Upon examination the leg had Kaposi’s sarcoma lesions on it and her health passport book documented that she was HIV positive. The palliative care journey with Farida has not been that easy as she blamed her mother for transmitting the virus to her. Ndi Moyo team helped Farida via counselling and in all aspects of life, physically, socially, spiritually and emotionally. Farida started chemotherapy and also received pain and symptom control medications.
However, each time Farida came for review her health status was deteriorating. As a team we monitored how she was taking her Anti Retroviral Therapy, and checked her viral load, where the results showed a high viral load which was a sign that she was not taking her Anti Retroviral Therapy properly. We referred her to a psychosocial counsellor within our District Hospital for monitoring and to have lessons with her. In a few months Farida started feeling well again, had gained weight and looked much healthier.Farida receives school fees and scholastic materials from Ndi Moyo’s vulnerable children’s fund. She also gets monthly food supplements like cream of maize 10kgs, 3 bottles of sibusiso and 10 packets of soya pieces from the clinic.
Breast cancer is the number two cancer affecting women after cervical cancer.
‘MC’ was enrolled on the Ndi Moyo programme on 13th April 2021 with diagnosis of breast cancer. She came in with symptoms of severe pain and a pricking sensation on her left breast. Upon examination, MC had a big wound on her left breast with foul smell, pus discharge and some bleeding. Clinically she really looked to be in severe pain due to her advanced cancer.  This had started as a small breast lump and then swelling of the breast which eventually led to a fungating wound. She had used traditional medicine before going to the hospital and it was already in advanced stage.
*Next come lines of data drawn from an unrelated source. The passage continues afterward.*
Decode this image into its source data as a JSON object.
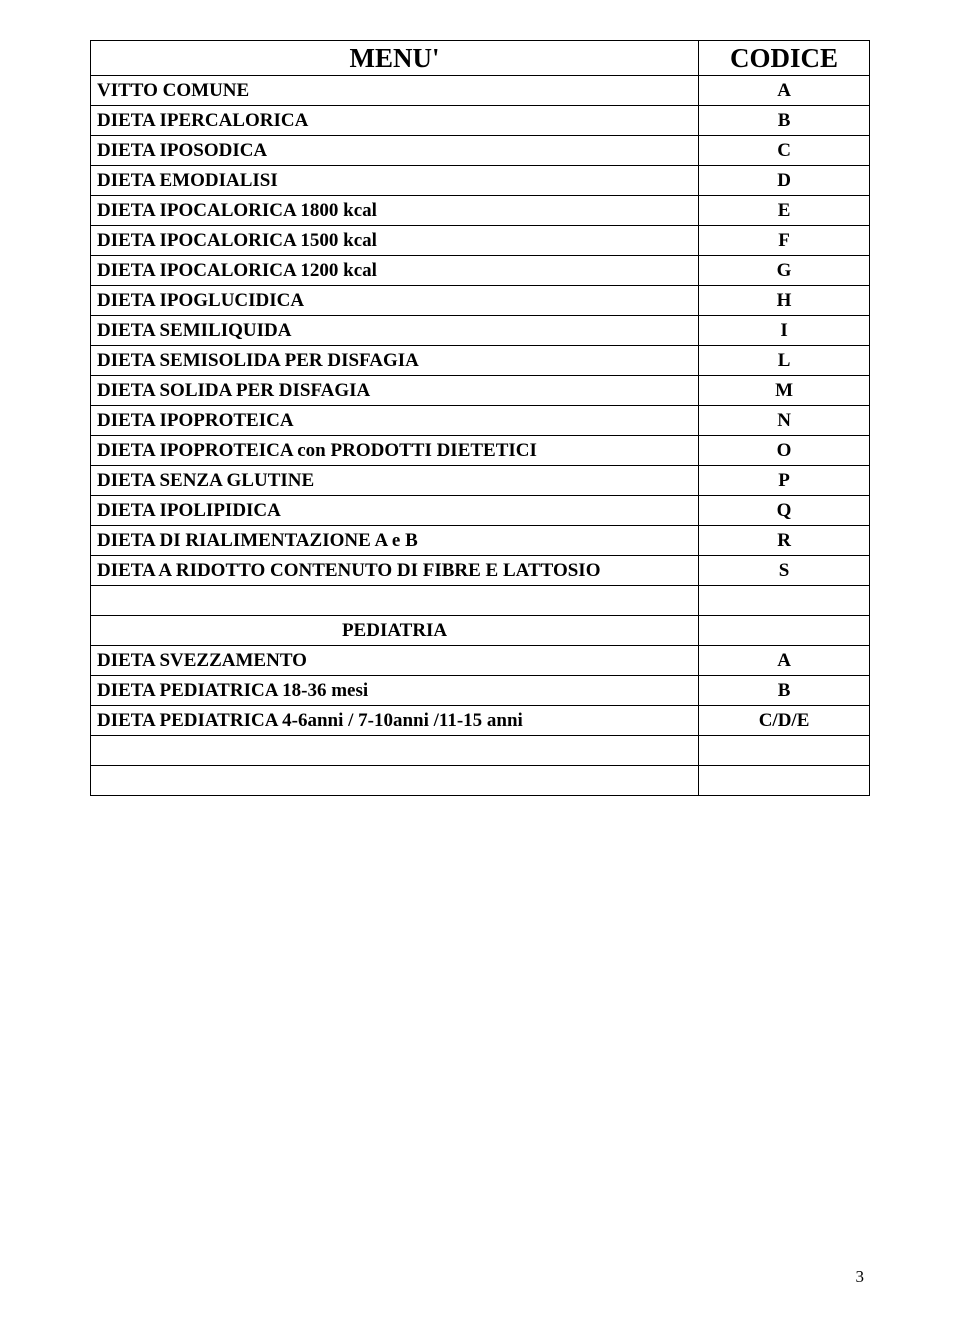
{
  "page": {
    "background_color": "#ffffff",
    "text_color": "#000000",
    "border_color": "#000000",
    "font_family": "Times New Roman",
    "number": "3"
  },
  "table": {
    "header": {
      "menu": "MENU'",
      "codice": "CODICE"
    },
    "columns": [
      "menu",
      "codice"
    ],
    "col_widths_pct": [
      79,
      21
    ],
    "header_fontsize": 27,
    "row_fontsize": 19,
    "rows": [
      {
        "menu": "VITTO COMUNE",
        "codice": "A"
      },
      {
        "menu": "DIETA IPERCALORICA",
        "codice": "B"
      },
      {
        "menu": "DIETA IPOSODICA",
        "codice": "C"
      },
      {
        "menu": "DIETA EMODIALISI",
        "codice": "D"
      },
      {
        "menu": "DIETA IPOCALORICA 1800 kcal",
        "codice": "E"
      },
      {
        "menu": "DIETA IPOCALORICA 1500 kcal",
        "codice": "F"
      },
      {
        "menu": "DIETA IPOCALORICA 1200 kcal",
        "codice": "G"
      },
      {
        "menu": "DIETA IPOGLUCIDICA",
        "codice": "H"
      },
      {
        "menu": "DIETA SEMILIQUIDA",
        "codice": "I"
      },
      {
        "menu": "DIETA SEMISOLIDA PER DISFAGIA",
        "codice": "L"
      },
      {
        "menu": "DIETA SOLIDA PER DISFAGIA",
        "codice": "M"
      },
      {
        "menu": "DIETA IPOPROTEICA",
        "codice": "N"
      },
      {
        "menu": "DIETA IPOPROTEICA con PRODOTTI DIETETICI",
        "codice": "O"
      },
      {
        "menu": "DIETA SENZA GLUTINE",
        "codice": "P"
      },
      {
        "menu": "DIETA IPOLIPIDICA",
        "codice": "Q"
      },
      {
        "menu": "DIETA DI RIALIMENTAZIONE A e B",
        "codice": "R"
      },
      {
        "menu": "DIETA A RIDOTTO CONTENUTO DI FIBRE E LATTOSIO",
        "codice": "S"
      }
    ],
    "section2_header": "PEDIATRIA",
    "rows2": [
      {
        "menu": "DIETA SVEZZAMENTO",
        "codice": "A"
      },
      {
        "menu": "DIETA PEDIATRICA   18-36 mesi",
        "codice": "B"
      },
      {
        "menu": "DIETA PEDIATRICA   4-6anni / 7-10anni /11-15 anni",
        "codice": "C/D/E"
      }
    ]
  }
}
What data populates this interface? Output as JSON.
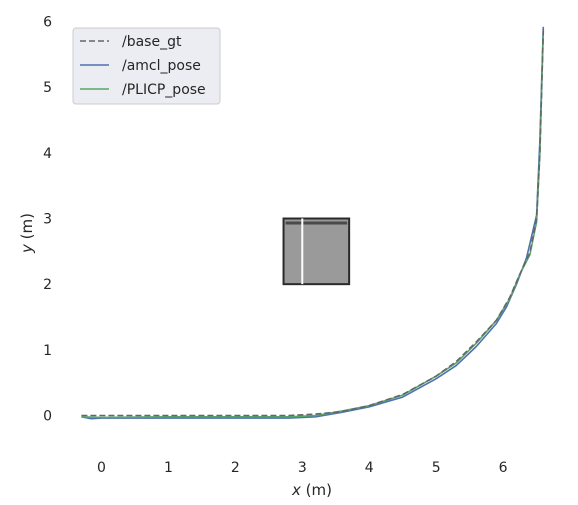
{
  "chart_data": {
    "type": "line",
    "xlabel_var": "x",
    "xlabel_unit": "(m)",
    "ylabel_var": "y",
    "ylabel_unit": "(m)",
    "xlim": [
      -0.5,
      6.85
    ],
    "ylim": [
      -0.45,
      6.1
    ],
    "xticks": [
      0,
      1,
      2,
      3,
      4,
      5,
      6
    ],
    "yticks": [
      0,
      1,
      2,
      3,
      4,
      5,
      6
    ],
    "grid": false,
    "legend_position": "top-left",
    "obstacle": {
      "x": [
        2.72,
        3.7
      ],
      "y": [
        2.0,
        3.0
      ],
      "divider_x": 3.0
    },
    "series": [
      {
        "name": "/base_gt",
        "color": "#666666",
        "dash": true,
        "points": [
          [
            -0.3,
            0.0
          ],
          [
            0.0,
            0.0
          ],
          [
            1.0,
            0.0
          ],
          [
            2.0,
            0.0
          ],
          [
            2.8,
            0.0
          ],
          [
            3.2,
            0.02
          ],
          [
            3.6,
            0.06
          ],
          [
            4.0,
            0.15
          ],
          [
            4.5,
            0.32
          ],
          [
            5.0,
            0.6
          ],
          [
            5.3,
            0.82
          ],
          [
            5.6,
            1.12
          ],
          [
            5.9,
            1.45
          ],
          [
            6.1,
            1.8
          ],
          [
            6.25,
            2.15
          ],
          [
            6.4,
            2.48
          ],
          [
            6.5,
            3.0
          ],
          [
            6.55,
            4.0
          ],
          [
            6.6,
            5.88
          ]
        ]
      },
      {
        "name": "/amcl_pose",
        "color": "#4c72b0",
        "dash": false,
        "points": [
          [
            -0.3,
            -0.02
          ],
          [
            -0.15,
            -0.05
          ],
          [
            0.0,
            -0.04
          ],
          [
            1.0,
            -0.04
          ],
          [
            2.0,
            -0.04
          ],
          [
            2.8,
            -0.04
          ],
          [
            3.2,
            -0.02
          ],
          [
            3.6,
            0.05
          ],
          [
            4.0,
            0.13
          ],
          [
            4.5,
            0.28
          ],
          [
            5.0,
            0.56
          ],
          [
            5.3,
            0.76
          ],
          [
            5.6,
            1.05
          ],
          [
            5.9,
            1.4
          ],
          [
            6.05,
            1.65
          ],
          [
            6.2,
            2.0
          ],
          [
            6.35,
            2.4
          ],
          [
            6.5,
            3.05
          ],
          [
            6.55,
            4.2
          ],
          [
            6.6,
            5.92
          ]
        ]
      },
      {
        "name": "/PLICP_pose",
        "color": "#55a868",
        "dash": false,
        "points": [
          [
            -0.3,
            -0.02
          ],
          [
            0.0,
            -0.03
          ],
          [
            1.0,
            -0.02
          ],
          [
            2.0,
            -0.02
          ],
          [
            2.8,
            -0.02
          ],
          [
            3.2,
            0.0
          ],
          [
            3.6,
            0.07
          ],
          [
            4.0,
            0.15
          ],
          [
            4.5,
            0.31
          ],
          [
            5.0,
            0.6
          ],
          [
            5.3,
            0.8
          ],
          [
            5.6,
            1.1
          ],
          [
            5.9,
            1.45
          ],
          [
            6.1,
            1.78
          ],
          [
            6.25,
            2.15
          ],
          [
            6.4,
            2.45
          ],
          [
            6.5,
            2.95
          ],
          [
            6.55,
            4.0
          ],
          [
            6.6,
            5.85
          ]
        ]
      }
    ]
  }
}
At Ndi Moyo the patient was given holistic palliative care to improve the quality of her life. She was started on oral liquid morphine to relieve her severe pain. The wound was cleaned and treated with crushed Metronidazole to prevent the foul smell. She was given Tranexamic acid to control bleeding.  MC was advised to go to Kamuzu Central Hospital, over 100 kilometres away from her home village, for biopsy and possibly palliative chemotherapy. Unfortunately she had no money for transport.  Ndi Moyo came in to support her with transport money and also provided food supplements to help boost her immunity.
Although MC has an incurable condition with distressing signs and symptoms, she can now what time she has with the pain relieved and foul smell no longer there. Socially she is supported to minimise her worries and her children are supported with scholastic materials from Ndi Moyo.